You have a stellar meeting, they loved the product and it’s a fit. You do your close and ask for the sale. Only to hear those dreaded words “I like it Mark but I want to speak with my Business Partner/Wife.” This objection is going to require some serious work so I want to give you a few rebuttals that you can consider that might help.
What is it you need to speak about
You could use the “Look I totally understand that, Can I ask you though just for your clarity, what is it you need to speak with them about, because I might be able help right here and now.” From there you can figure out if it’s a timing thing, the price or they don’t understand part of your solution and it’s a smokescreen caused by uncertainty.
Let’s get them on the phone now
Suggest calling them on a two way phone call there and then, call them and resell to the partner or wife on the phone. You never know the partner might just want the job done and say go ahead and do it and then your in. So, you need to just say something like “Oh my bad, I thought that you were the only decision maker I should have asked… You know what, what’s their number let’s give them a call that way I can run them through what we do and how we do it, if they like what they hear will you proceed?”
Get their commitment
This is an opportunity for you to get thier commitment, say “Ok I understand you have a business partner and you need to run big decisions by them, that’s understandable, but how do you feel about this? Are you happy with myself and the team running this for you? Great so promise me one thing ok? I want you to speak with the partner now, while all this information about the product/service is in your mind ok.. As otherwise you might want to do this but you will get busy and it goes on the backburner and it’s ashame because you liked our solution. Can you promise me that? Great I’ll call you tomorrow for your final decision.”
Bypass the Wife
Perhaps they do need to speak with the wife about this decision however you can try this… “I’m sure you make alot of decisions on a daily basis right? And I’m pretty confident in saying you wouldn’t consult your wife on every single decision right? And she would be OK with that, because she trusts your judgement. It’s not like I’m asking for your entire life savings over here, only a small amount to get started and the opportunity to prove myself to you. Take ownership of this decision and your wife will trust you more to make your own decisions, trust me on that!”

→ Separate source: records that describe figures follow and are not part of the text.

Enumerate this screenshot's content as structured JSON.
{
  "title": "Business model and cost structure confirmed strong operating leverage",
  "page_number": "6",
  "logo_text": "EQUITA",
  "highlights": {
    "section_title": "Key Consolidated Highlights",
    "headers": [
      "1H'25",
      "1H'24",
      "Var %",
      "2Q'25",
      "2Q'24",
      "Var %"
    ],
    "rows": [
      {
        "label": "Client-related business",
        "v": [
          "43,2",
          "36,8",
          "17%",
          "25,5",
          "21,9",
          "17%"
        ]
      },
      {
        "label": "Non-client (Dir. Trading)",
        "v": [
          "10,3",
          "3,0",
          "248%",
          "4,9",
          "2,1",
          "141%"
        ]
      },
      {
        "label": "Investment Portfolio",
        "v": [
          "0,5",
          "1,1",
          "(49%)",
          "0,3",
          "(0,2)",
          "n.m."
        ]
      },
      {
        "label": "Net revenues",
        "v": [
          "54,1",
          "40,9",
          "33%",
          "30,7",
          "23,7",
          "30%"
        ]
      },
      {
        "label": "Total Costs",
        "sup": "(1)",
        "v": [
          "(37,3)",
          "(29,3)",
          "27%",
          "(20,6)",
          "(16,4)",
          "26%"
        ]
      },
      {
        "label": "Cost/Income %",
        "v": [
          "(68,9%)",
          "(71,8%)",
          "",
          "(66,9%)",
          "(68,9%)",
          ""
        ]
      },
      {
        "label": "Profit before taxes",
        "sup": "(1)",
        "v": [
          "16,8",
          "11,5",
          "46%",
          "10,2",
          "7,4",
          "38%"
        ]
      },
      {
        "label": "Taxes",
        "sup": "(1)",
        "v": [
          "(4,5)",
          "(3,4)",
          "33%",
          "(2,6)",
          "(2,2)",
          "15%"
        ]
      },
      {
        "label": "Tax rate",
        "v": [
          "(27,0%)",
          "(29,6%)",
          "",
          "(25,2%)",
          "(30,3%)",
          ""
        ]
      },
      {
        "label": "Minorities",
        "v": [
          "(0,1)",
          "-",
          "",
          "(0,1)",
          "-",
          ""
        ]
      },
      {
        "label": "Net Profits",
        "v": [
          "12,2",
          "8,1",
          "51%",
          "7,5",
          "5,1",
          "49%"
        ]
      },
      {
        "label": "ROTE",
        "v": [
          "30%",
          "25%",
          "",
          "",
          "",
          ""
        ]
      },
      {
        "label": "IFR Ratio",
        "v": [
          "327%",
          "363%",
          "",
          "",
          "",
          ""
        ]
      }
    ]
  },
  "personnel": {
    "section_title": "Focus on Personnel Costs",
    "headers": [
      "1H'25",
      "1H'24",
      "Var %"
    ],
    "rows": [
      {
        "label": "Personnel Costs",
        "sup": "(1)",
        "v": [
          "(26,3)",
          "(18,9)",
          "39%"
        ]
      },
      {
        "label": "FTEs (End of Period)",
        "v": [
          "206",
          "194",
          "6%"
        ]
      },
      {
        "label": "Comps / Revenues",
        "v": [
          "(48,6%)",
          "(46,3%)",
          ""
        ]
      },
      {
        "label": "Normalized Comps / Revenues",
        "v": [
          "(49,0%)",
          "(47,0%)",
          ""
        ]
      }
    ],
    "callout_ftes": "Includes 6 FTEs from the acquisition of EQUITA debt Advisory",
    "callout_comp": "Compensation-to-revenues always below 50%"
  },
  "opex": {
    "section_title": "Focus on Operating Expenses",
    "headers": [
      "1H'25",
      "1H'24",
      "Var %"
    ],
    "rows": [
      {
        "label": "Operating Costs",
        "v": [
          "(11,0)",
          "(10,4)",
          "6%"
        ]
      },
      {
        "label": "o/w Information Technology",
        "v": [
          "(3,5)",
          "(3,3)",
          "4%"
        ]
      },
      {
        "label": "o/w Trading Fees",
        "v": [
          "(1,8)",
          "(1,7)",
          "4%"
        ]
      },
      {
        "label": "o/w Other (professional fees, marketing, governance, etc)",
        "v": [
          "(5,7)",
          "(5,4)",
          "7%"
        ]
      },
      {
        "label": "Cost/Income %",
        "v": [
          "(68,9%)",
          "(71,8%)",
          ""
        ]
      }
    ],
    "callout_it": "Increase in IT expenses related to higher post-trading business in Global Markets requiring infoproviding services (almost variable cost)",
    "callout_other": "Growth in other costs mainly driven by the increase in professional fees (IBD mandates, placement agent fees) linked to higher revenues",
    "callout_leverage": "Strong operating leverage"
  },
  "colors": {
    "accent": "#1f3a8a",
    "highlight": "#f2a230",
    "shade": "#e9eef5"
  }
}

What would happen if they said no?
This is a risky one but you could ask the prospect, “Ok great I understand that, what would happen if they say NO, they don’t want to do it?” If the prospect says they would go ahead with the service anyway, then go ahead and close the sale from there.
Setup a call time, a commitment
Ask the prospect “So if you do speak to your wife about this and you talk about the thousands of dollars you need to spend, what do you think she will say? That’s right, it”s too expensive. You see the problem is that she didn’t see my presentation so she doesn’t know the value of our solution. So when you talk to her tonight, how are you going to overcome this issue? Do you think that it would be helpful to setup a threeway call to answer any questions that she might have to make sure she is clear on everything, the value, because I don’t want you to move forward if you don’t have the buy in of your wife, because you are doing this together, I get that. So what would be a good time to have the 3 way call? Ok great. Now, during the call my job is not to convince your wife OK, but what I do want to do is answer any questions that she might have just so she understands what we are doing here and why and how it can help, does that make sense?
Collapse the issue
This method is to uncover the prospects real issue and bypass the need to speak to the wife.
Salesperson– Hey, what part of our service delivery do they think they will not approve of?
Prospect– its not that its just that ive made a couple of bad decisions in the past
Salesperson– Let me ask you, do they approve of your current struggle of losing jobs because you don’t have ISO?
Prospect– No ofcoarse not
Salesperson– Well, do you think they would disapprove of something that is evidentially going to fix this struggle?
Prospect– No ofcoarse not
Salesperson– Ok, what if the roles were reversed and your wife had a problem and she found a solution to that problem, would you be opposed to going ahead?
Prospect– no
Salesperson– Ok, so why would it be different for them?
Prospect– True
Salesperson– Ok, so let’s play this out, let’s say you don’t go ahead and you miss some $3m job you could have won, you get angry and blame your wife, is that fair on your wife? And yourself?
This little script reminds me of recently having not invested in a certain stock I wanted to because my wife wanted to be cautious… The stock quadrupled, fair to say I was abit angry at the wife for a good 24 hours, I was more frustrated at the favt that I didn’t trust my intuition though.